Did his eyes just sneak a peek at my cleavage? I think they did! Hah! It’s working! He’s falling in love! Or in lust. I’ll take lust. He already loves me as a friend, so all I need really is to provoke a little lust. If he feels lust, then there’s nothing missing. I might as well start ordering the wedding invitations immediately. Kidding!

Kind of.

“You’re missing it!” I tell him, impossibly trying to pout but too happy to see him to be angry with him. “It started five minutes ago.”

“I’m sorry, I’m sorry.” He kisses me on the cheek. “You smell like a fruit salad.”

Who doesn’t like fruit salad? He’s slightly more casual than I am. Not that I expected him to dress up. He’s not one of those dress-up guys at all. Not that he dresses badly or anything. He’s more of a sporty dresser. He wears a lot of baseball caps and those bubble shirts. You know, the kind of shirt that has tiny indented squares patterned all over it—but in one color. He’s wearing a white one now, a white bubble shirt with tiny white bubbles. And snap pants—the blue nylon pants that have snaps all down the sides.
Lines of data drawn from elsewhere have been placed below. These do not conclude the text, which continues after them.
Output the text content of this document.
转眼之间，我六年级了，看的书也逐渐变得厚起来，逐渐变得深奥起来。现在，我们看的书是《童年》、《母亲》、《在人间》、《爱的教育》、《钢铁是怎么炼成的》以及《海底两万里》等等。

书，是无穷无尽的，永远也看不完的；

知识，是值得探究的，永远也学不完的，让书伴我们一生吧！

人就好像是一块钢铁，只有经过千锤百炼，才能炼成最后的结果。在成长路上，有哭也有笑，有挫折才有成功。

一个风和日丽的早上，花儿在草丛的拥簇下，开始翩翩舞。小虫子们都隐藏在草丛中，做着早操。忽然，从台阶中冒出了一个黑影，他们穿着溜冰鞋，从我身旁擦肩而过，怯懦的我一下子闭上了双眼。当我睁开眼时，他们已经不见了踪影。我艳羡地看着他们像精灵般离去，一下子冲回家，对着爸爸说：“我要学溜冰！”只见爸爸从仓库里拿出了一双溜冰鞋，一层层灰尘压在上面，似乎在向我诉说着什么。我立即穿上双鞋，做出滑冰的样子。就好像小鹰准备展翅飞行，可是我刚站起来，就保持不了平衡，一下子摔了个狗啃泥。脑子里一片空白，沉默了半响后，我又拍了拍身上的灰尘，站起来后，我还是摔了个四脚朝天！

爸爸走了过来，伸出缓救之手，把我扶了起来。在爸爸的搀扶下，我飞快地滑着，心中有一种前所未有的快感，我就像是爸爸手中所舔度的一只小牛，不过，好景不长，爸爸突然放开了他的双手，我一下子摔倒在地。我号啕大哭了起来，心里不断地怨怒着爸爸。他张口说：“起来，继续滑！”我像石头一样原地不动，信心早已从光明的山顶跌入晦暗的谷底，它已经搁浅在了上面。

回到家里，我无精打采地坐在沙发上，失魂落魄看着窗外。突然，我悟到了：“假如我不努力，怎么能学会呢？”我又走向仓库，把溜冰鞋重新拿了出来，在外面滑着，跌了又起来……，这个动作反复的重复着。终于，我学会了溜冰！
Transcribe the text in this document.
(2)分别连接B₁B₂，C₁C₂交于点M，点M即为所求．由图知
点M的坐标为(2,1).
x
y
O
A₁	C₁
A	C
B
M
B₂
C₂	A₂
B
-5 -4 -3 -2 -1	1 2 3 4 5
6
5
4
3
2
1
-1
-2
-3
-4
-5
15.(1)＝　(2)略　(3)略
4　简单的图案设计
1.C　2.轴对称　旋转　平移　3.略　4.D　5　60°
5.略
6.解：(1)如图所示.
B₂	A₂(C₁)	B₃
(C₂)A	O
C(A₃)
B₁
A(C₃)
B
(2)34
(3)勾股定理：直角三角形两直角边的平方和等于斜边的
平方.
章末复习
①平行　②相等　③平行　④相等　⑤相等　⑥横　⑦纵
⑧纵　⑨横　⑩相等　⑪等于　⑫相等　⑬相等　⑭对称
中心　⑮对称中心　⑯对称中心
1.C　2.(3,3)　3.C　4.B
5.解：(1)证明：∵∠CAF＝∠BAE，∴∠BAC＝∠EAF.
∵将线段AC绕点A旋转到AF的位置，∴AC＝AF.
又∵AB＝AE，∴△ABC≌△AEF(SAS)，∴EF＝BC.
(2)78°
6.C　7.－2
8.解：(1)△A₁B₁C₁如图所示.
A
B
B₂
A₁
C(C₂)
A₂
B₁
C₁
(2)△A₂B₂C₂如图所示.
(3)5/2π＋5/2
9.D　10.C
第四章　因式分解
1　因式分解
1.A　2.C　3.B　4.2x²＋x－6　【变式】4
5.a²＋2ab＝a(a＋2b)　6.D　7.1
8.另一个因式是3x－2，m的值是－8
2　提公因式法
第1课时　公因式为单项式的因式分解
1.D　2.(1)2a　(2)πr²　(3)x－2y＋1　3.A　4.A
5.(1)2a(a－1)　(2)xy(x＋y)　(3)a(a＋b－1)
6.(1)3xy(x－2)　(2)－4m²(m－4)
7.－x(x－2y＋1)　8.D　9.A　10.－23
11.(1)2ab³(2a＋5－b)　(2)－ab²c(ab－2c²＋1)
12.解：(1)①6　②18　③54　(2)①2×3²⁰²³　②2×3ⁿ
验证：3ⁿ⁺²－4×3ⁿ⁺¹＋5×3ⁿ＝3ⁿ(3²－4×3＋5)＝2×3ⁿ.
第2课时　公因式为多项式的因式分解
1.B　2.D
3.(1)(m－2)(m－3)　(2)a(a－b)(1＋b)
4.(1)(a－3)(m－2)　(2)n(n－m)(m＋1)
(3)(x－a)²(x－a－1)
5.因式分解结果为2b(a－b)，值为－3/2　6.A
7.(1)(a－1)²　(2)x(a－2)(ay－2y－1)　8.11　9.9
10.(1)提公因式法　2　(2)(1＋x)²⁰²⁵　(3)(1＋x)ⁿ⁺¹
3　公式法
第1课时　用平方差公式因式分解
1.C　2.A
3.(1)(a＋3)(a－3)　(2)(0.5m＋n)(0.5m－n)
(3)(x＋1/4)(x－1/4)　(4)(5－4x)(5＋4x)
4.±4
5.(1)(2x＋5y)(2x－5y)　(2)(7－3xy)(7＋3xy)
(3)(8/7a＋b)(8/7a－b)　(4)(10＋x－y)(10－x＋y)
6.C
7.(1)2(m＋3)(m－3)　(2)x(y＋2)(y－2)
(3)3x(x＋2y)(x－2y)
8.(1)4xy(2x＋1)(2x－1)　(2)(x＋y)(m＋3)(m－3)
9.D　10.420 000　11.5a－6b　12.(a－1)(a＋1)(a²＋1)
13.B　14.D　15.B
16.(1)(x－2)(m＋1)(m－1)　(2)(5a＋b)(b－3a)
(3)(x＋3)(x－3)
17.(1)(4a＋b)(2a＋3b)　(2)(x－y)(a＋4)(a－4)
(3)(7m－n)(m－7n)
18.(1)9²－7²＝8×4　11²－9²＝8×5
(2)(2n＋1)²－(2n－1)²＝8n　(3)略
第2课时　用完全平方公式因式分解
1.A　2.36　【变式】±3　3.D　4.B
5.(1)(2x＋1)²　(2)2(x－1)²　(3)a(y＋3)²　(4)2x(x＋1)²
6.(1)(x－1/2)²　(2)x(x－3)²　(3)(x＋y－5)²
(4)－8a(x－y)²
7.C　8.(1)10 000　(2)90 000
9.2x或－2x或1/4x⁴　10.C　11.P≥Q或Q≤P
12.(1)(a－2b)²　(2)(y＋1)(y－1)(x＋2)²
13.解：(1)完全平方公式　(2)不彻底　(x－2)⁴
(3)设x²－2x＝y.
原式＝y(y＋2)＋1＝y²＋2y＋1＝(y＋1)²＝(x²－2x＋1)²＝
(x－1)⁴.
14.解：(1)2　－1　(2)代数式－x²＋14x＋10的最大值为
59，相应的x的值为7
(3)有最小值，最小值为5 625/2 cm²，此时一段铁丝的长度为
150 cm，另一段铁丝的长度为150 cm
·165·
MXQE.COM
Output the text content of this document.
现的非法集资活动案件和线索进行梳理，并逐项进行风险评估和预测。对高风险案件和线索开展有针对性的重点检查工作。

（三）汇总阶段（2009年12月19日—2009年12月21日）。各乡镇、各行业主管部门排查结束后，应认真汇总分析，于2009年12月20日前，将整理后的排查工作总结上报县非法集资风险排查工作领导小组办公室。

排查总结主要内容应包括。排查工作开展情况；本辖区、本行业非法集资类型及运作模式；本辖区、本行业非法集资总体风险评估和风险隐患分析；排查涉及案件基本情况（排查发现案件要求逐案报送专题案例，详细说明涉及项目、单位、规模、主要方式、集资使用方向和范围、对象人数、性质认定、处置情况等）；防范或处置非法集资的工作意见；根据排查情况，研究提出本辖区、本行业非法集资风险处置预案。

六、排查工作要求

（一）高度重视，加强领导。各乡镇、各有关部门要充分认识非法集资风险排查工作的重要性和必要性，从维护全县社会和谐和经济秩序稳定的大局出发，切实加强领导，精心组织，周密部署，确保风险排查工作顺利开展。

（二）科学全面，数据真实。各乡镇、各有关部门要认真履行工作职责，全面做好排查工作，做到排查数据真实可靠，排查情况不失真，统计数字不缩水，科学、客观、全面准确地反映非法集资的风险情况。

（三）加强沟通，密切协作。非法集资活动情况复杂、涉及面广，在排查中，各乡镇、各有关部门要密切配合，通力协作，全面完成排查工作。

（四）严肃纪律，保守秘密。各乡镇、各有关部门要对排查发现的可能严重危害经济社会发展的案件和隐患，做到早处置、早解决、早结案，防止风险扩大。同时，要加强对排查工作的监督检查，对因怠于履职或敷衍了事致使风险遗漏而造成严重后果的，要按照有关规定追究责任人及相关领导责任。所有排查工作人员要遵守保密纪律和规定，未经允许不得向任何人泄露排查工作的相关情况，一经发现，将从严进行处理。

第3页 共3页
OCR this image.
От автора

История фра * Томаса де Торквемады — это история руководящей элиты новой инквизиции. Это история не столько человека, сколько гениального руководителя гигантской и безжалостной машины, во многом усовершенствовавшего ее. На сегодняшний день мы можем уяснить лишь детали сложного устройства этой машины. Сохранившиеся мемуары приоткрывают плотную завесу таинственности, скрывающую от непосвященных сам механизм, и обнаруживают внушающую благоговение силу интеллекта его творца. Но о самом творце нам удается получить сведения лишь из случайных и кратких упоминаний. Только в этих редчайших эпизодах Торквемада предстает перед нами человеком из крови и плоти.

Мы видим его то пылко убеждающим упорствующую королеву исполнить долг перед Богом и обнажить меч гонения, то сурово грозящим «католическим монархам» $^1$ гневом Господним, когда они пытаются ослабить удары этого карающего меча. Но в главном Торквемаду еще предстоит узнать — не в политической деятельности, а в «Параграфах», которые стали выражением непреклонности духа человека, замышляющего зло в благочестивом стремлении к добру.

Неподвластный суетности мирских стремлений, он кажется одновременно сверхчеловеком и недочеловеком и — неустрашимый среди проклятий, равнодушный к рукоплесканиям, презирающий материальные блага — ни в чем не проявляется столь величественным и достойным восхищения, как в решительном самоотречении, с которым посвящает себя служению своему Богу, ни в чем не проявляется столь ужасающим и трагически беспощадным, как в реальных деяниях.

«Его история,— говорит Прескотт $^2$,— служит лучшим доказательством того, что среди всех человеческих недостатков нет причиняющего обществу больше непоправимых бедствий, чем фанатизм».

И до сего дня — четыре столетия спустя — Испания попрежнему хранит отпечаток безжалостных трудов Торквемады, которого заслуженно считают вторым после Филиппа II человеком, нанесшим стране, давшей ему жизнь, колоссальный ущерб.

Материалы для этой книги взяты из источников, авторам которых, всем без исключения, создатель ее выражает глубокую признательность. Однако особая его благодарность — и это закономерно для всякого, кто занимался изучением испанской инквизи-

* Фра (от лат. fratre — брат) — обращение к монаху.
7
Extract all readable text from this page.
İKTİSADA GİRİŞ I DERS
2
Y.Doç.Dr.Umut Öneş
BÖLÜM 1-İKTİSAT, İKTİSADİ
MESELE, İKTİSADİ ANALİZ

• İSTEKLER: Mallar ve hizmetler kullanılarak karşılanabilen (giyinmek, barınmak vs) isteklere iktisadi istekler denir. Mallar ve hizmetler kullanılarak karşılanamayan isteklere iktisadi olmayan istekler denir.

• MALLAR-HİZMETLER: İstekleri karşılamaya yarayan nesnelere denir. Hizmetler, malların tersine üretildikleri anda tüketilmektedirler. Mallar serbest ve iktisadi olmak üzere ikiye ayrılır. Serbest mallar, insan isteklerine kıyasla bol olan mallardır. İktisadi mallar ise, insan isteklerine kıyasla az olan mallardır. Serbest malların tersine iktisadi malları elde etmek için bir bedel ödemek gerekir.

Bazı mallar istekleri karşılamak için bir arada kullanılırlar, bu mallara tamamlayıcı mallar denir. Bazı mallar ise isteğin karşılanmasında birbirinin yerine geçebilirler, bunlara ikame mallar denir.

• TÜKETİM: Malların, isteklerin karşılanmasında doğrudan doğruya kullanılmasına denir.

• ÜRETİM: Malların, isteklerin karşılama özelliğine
They’d be so easy to just rip right off.

“I had the craziest day. Troy Cobrint wants to do the Cobras.”

I try not to stare blankly. Apparently I should be aware of who Troy Cobrint and the Cobras are. “What are the Cobras again?” I figure pleading ignorance to a probable brand name is better than pleading ignorance to a probable Toronto athlete.

“Our new basketball shoes.” Aha! Troy Cobrint must be a basketball player! Brilliant deductive reasoning, Nancy Drew!

“He walked into the office at around ten-thirty. He was supposed to be there for nine, but I guess when you’re that crazy rich and famous you can come and go whenever the hell you want. Anyway, he agreed to endorse the shoes. He said he tried them and liked them. My VP is loving my ass for coming up with the idea to create a shoe for him called Cobra. Get it? Cobrint—Cobra?”